When I was safely in bed, she turned to my father and held out her hand.
“Cough it up, Hot Papa,” she said, and he took the money out of his sock. It was the five-dollar bill the man had given to me in the speakeasy. “We’re three weeks behind on the rent for this lousy room, are down to eating crackers and bologna, and you’re looking to blow this money gambling?” she scolded. She took the bill and put it with the rest of the money in the sack. In the morning, she’d put it all in the money belt she wore under her clothes.
“I didn’t mean nothin’ by it, Dolly,” Papa said, putting his arm around her, kissing her on the cheek. “I was gonna buy something for you—something nice. But right now I’m going out for a while, I’m too hepped up to sleep.”
Grabbing his hat, he was out the door before my mother could object. He hummed a little tune as he went down the stairs. His musician friend had not only told him about the speakeasy, but also where there was a hot dice game going on. And Mama didn’t know about the money he’d tucked into his waistband when I wasn’t looking.

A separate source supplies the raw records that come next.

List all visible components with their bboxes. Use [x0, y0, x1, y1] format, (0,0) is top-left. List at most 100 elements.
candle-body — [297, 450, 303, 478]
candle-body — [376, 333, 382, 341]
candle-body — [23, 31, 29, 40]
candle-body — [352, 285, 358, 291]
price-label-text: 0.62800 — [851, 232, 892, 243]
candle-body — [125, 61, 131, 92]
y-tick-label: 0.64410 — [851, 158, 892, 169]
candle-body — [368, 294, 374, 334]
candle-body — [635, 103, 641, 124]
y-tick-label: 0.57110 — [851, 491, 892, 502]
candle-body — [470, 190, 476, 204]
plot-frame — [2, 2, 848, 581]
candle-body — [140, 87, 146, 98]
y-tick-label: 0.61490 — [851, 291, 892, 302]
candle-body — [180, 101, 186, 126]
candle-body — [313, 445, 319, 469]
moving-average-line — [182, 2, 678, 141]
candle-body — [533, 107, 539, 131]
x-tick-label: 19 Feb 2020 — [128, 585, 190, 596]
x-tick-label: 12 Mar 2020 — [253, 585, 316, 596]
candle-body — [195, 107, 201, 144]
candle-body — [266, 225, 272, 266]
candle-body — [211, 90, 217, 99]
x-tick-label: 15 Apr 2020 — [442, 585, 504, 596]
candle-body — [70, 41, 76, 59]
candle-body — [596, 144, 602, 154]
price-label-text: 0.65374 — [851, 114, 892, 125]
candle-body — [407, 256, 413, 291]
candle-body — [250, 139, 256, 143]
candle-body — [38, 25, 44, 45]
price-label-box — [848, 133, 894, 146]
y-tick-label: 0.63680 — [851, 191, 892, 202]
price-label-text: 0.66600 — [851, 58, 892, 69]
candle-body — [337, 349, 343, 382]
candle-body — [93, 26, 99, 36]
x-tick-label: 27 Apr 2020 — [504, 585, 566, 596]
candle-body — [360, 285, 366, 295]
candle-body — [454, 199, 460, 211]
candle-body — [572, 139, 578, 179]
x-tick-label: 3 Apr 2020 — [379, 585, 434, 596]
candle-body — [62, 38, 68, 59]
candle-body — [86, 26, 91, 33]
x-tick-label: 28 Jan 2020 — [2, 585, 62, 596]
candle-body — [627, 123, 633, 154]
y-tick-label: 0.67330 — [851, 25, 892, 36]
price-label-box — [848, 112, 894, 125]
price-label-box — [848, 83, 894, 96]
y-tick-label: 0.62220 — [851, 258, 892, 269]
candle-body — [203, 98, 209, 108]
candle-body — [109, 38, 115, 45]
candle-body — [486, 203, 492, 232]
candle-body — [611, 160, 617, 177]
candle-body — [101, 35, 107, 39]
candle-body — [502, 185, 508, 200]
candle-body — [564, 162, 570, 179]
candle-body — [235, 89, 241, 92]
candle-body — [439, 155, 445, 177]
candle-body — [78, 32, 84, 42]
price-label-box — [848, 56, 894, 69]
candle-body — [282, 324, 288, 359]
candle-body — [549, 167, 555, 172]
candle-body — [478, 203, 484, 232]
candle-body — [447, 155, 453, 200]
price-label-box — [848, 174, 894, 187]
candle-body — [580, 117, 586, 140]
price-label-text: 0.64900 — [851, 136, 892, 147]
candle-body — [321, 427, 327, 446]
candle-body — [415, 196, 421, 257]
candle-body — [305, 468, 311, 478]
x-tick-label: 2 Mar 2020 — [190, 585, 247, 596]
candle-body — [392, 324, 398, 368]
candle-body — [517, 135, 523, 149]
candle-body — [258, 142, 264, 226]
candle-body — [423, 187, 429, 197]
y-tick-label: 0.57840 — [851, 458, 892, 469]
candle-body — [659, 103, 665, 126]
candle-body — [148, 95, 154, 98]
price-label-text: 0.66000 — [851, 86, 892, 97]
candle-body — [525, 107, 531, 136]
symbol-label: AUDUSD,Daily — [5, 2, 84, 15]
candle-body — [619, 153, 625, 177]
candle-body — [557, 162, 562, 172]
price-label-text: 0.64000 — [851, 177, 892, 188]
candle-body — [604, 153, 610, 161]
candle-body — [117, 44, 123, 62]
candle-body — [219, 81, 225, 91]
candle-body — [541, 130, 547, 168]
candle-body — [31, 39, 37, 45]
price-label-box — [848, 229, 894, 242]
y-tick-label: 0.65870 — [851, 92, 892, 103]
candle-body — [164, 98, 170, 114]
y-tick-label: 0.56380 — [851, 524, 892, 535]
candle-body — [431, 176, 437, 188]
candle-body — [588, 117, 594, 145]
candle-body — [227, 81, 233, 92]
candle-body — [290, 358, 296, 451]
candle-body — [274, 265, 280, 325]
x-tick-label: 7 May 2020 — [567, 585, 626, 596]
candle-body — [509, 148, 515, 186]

He had made sure that I saw him put the money in his sock because he knew I’d tell my mother. It was a nice little trick and it worked. He hurried down a back street alley to the house his friend had told him about. He couldn’t wait to get into the game.
Yessir—my daddy, Clarence “Hot Papa” Turner, was a gambling man. From the stories I’ve been told, I can say that he was just like his father before him.